Prison Break Syntax clarification

There are two tables in the URL in the exercise, why did the second Table "Escapes in fiction " not get parsed?
How the first table “Actual Attempts” was selected only. How did we specify the table or location of the CSV to be parsed? I don’t see it anywhere.

Second Question in the same Vein,

Line 1: max_year = max(data, key=lambda x: x[0])[0]
Line 2: data[index1][index2]

Are Line1 and Line2 saying the same thing?

Hello,

All the functions are in the helper module which you can read yourself by downloading the notebook. I’m going to attach it here for reference:

helper.py (1.9 KB)

Here’s the relevant snippet:

def data_from_url(url):
    df = pd.read_html(url)[1]
    lol = df.to_numpy().tolist()
    return lol

All of the tables are parsed but the only one we are interested is the table for non-fictional escape attempts which is indexed by 1. If you modify the [1] to [2], you’ll then get the fictional attempts. For example:

from helper import *

# override the helper's data_from_url function
def data_from_url(url):
    df = pd.read_html(url)[2]
    lol = df.to_numpy().tolist()
    return lol

url = "https://en.wikipedia.org/wiki/List_of_helicopter_prison_escapes"

data = data_from_url(url)

data # to print

And for the following:

I’m not sure if I understand your question clearly, but I’ll try:

If by the same you mean will they give you the same output, then it depends. You can get lucky with the second line and get a value that’s equal to max_year. Vice versa.

For the first line, the max function is for finding the max year (aka the integer with the highest number) from a list. But because data is a list containing multiple lists, instead of a list containing only the years (integers), it’s a bit more difficult to find the max year. So, instead we’ll have to identify first which list inside data that contains the max year, and use key to determine which index should be the determiner of what is compared i.e. we use index 0 to make year as the basis for comparison.

The max function will then return the list that contains the max year, and we can then get the value by indexing it with [0].

The second line is just multidimensional indexing (I think). You “dig” into the list of lists twice i.e. first, to get a list and second, to get the value inside it. In a way the first and second line is the same in this regard because both involve “digging” twice into the list, but the former is slightly more complicated than the latter.

I’m unsure if my answers are clear enough, so please tell me that’s the case.

1 Like

Thank you for the excellent words. I understood that the helper function was behind it, I should have looked into it to it more.

Regarding

max(data, key=lambda x: x[0])[0]

The thing that is getting me is the relationship between the x and the list in data. for example inside the max function is this an effective equivalent or saying the same thing at execution?

max(data, lambda data: data[0])[0]

The reason I thought it is the same as data[0][0] is because at index 0 it is data[0][0].

1 Like

Thank you for the clarification.

Using your example, the data referred to in the lambda is not the same as the original data. It’s just a variable that represents an element in data, and the name is arbitrary. A better name that represents it might be row[0] or el[0].

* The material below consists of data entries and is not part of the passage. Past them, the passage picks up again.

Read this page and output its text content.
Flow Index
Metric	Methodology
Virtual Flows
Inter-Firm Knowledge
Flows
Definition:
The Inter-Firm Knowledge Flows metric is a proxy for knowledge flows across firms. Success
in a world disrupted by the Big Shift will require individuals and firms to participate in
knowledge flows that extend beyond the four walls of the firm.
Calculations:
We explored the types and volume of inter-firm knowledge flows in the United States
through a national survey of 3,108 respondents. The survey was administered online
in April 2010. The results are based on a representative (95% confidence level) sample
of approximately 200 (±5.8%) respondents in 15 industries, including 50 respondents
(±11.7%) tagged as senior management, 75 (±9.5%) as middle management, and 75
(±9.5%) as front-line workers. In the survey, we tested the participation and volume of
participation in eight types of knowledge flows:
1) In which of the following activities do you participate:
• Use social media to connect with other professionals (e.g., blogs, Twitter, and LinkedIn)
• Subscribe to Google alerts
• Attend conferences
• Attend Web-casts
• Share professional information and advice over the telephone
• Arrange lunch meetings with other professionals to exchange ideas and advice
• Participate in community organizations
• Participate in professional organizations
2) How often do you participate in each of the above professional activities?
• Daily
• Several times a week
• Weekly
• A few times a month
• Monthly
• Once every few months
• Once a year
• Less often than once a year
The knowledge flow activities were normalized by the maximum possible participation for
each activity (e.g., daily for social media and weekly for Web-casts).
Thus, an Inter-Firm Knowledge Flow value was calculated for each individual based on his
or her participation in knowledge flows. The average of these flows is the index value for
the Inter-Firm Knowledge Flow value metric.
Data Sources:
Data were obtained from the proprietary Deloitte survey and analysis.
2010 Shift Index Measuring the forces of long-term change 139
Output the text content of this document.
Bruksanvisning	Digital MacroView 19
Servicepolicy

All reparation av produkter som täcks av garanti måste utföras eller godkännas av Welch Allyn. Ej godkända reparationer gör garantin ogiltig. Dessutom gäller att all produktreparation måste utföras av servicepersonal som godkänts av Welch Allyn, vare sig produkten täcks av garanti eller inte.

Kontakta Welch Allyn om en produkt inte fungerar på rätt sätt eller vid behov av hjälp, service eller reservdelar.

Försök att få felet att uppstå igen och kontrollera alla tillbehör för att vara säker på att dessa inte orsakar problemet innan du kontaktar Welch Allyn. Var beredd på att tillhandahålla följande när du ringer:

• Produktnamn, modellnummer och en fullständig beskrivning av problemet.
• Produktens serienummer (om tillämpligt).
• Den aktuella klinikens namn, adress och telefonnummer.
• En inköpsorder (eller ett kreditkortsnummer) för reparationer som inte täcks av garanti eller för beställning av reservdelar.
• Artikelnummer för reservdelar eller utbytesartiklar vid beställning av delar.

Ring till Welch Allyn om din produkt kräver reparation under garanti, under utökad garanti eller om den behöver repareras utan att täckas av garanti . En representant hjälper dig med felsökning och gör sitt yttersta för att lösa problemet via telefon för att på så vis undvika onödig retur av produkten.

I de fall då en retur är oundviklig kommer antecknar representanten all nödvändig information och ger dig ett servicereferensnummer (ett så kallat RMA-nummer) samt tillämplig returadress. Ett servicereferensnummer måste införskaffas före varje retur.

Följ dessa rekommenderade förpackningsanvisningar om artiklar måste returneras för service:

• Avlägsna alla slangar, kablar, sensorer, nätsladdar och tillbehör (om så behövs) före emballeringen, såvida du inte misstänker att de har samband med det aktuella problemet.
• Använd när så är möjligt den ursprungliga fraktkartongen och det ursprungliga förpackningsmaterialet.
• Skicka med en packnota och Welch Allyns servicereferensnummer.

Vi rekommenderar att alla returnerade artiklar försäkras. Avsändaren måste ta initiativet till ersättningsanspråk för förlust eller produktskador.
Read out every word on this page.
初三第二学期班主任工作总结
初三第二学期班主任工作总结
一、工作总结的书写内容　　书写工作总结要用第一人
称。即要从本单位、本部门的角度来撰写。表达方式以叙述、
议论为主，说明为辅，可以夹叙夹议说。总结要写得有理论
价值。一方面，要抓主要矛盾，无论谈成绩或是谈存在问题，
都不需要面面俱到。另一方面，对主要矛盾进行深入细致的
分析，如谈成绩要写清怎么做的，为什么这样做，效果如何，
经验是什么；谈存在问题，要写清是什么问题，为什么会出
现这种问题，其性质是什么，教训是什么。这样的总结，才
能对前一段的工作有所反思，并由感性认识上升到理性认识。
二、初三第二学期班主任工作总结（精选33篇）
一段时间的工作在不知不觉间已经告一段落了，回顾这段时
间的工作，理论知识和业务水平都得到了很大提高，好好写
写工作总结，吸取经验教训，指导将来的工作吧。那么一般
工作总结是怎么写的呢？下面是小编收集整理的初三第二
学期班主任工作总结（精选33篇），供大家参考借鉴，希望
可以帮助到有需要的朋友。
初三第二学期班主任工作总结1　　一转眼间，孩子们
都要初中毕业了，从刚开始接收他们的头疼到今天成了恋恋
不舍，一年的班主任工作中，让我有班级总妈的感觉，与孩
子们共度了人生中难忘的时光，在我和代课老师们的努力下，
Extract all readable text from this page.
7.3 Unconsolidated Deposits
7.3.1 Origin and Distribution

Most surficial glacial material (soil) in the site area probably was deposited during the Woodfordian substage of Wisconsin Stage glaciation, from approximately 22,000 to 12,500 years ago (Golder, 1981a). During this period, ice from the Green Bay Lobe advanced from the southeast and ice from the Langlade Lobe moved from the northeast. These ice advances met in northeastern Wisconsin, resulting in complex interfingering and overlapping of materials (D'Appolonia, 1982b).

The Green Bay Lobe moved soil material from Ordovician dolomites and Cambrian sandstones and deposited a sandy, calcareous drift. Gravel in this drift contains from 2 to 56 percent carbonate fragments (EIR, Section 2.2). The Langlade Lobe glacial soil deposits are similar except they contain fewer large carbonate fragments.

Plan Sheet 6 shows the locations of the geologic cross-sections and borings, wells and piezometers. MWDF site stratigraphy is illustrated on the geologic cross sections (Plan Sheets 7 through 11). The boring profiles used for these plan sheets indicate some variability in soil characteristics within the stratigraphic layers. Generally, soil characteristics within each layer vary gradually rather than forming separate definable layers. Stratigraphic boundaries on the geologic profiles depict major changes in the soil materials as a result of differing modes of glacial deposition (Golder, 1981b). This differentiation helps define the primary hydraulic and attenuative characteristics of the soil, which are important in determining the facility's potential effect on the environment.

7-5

Here’s the difference between the two data for example:

Outside the lambda: data[0] equals to [1985, "Value 1", "Value 2", ...]

Inside the lambda: data[0] equals to 1985.

Maybe it’s clearer if you look at it this way:

data = [ 
        ["1", "2"], # an element or a row
        ["3", "4"]
       ]

max(data, key=lambda row: row[0])[0] # row here is an element/a part of data

Essentially, the lambda is a for loop

# the lambda works a bit like this
for row in data:
   return row[0] # returns the year 

# the year will then be used determine which row has the max value

Or we can also structure it differently by splitting the indexing into two separate lines:

row_with_max_year = max(data, key=lambda row: row[0])

max_year          = row_with_max_year[0] 

Note that row_with_max_year can be equivalent to data[0], data[1], data[2], and so forth.

1 Like

I will read your replies a couple of times but I think I got it. It’s just the logic and information flow, once understood everything will be ok.

Thanks Again

1 Like

Abstraction, as in hiding the inner working of the function, can be confusing for those who are starting out. One thing you can try is to implement your own max function, and you’ll probably understand it better than any explanation or documentation.

Good luck learning.

1 Like